Um profissional de TI, Vasiliy, de 32 anos (também identificado com um pseudónimo para sua segurança) deixou a Bielorrússia depois de o presidente Alexander Lukashenko ter permitido que as tropas russas usassem o país como trampolim para atacar a Ucrânia.

“Escolhi a Geórgia porque não exige visto, permite que nos registemos como freelancers, permite-nos abrir uma conta bancária e receber o nosso salário”, disse ele à CNN.

“Também me sinto seguro na Geórgia porque muitos dos meus amigos também se mudaram para cá. Tbilisi é agora uma mini-Minsk.” Ele não acredita que todos eles fiquem na Geórgia, pois reparou que muitos usam o país como zona de trânsito antes de tentarem obter um visto para a UE.

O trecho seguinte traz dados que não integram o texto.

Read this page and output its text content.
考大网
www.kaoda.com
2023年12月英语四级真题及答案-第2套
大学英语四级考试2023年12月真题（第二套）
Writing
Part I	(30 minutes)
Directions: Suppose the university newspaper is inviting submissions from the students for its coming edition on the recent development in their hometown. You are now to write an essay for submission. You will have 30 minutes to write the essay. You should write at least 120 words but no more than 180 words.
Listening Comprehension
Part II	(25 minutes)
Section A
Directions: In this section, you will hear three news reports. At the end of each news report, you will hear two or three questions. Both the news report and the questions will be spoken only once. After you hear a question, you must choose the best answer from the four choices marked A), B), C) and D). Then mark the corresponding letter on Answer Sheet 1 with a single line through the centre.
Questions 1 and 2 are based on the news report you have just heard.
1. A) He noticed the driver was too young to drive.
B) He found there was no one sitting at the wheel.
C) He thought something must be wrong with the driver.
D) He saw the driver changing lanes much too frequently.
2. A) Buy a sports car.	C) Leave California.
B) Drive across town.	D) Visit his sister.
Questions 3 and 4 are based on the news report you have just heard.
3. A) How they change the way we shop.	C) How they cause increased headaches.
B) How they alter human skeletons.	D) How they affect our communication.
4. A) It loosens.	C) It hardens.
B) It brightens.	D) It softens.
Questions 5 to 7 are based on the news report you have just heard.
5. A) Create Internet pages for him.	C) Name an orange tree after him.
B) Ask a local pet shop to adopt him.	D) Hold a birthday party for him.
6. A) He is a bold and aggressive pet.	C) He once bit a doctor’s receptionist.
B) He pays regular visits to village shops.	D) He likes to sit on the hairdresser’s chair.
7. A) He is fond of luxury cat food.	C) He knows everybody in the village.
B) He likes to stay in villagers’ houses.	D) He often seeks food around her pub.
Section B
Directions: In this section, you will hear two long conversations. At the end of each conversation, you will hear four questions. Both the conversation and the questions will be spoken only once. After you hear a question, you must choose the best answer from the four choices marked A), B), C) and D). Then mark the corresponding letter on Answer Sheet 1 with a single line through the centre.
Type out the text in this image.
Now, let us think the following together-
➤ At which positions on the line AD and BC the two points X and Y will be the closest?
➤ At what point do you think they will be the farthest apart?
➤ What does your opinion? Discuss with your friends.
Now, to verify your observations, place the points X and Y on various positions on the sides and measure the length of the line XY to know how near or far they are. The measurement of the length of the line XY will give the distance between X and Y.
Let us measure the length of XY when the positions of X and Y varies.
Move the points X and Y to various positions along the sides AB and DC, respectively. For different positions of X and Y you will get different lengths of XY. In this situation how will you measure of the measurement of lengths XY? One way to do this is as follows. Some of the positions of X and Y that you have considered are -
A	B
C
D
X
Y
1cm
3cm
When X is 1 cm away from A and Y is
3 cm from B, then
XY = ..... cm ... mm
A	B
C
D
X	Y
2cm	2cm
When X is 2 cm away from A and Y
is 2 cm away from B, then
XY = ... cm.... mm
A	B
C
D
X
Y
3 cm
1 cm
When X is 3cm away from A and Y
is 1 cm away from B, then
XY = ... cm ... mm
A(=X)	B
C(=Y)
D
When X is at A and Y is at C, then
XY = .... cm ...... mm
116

A idade e o estatuto daqueles que fogem da Rússia, no entanto, levantaram questões sobre o que esta fuga significa para o futuro do país.

“Deixar a Rússia é um privilégio”, disse Anna (cujo nome foi alterado por segurança), uma moscovita de 23 anos, que vive agora na Geórgia. “Há de facto uma onda de imigração de pessoas inteligentes, com boas educações, gentis e empáticas que saem [da] Rússia.”

O facto de os dissidentes russos estarem agora a ser expulsos do país pode tornar ainda mais difícil que haja qualquer mudança na sociedade nos próximos meses e anos.

Uma manifestante em Tbilisi (Getty Images)

É improvável que isso preocupe o presidente russo. “Putin não se importa com a fuga de pessoas inteligentes, ele preocupa-se apenas com o regime dele”, disse Kuroptev, da Fundação Rússia Livre na Geórgia. “Para ele, é útil livrar-se dos dissidentes e deixar toda a gente em silêncio e com medo.”

“Ele [Putin] não entende que as pessoas que estão a sair agora são as melhores da Rússia”, acrescentou Oleinikova, que tem 18 anos e também tenta deixar o seu país natal.

“[Eles] são os cientistas, os jornalistas, as pessoas do setor de TI. São as pessoas mais inteligentes e estão a sair porque é muito perigoso estar aqui”, disse ela à CNN.

“Espero que as pessoas voltem e construam um novo futuro para a Rússia.”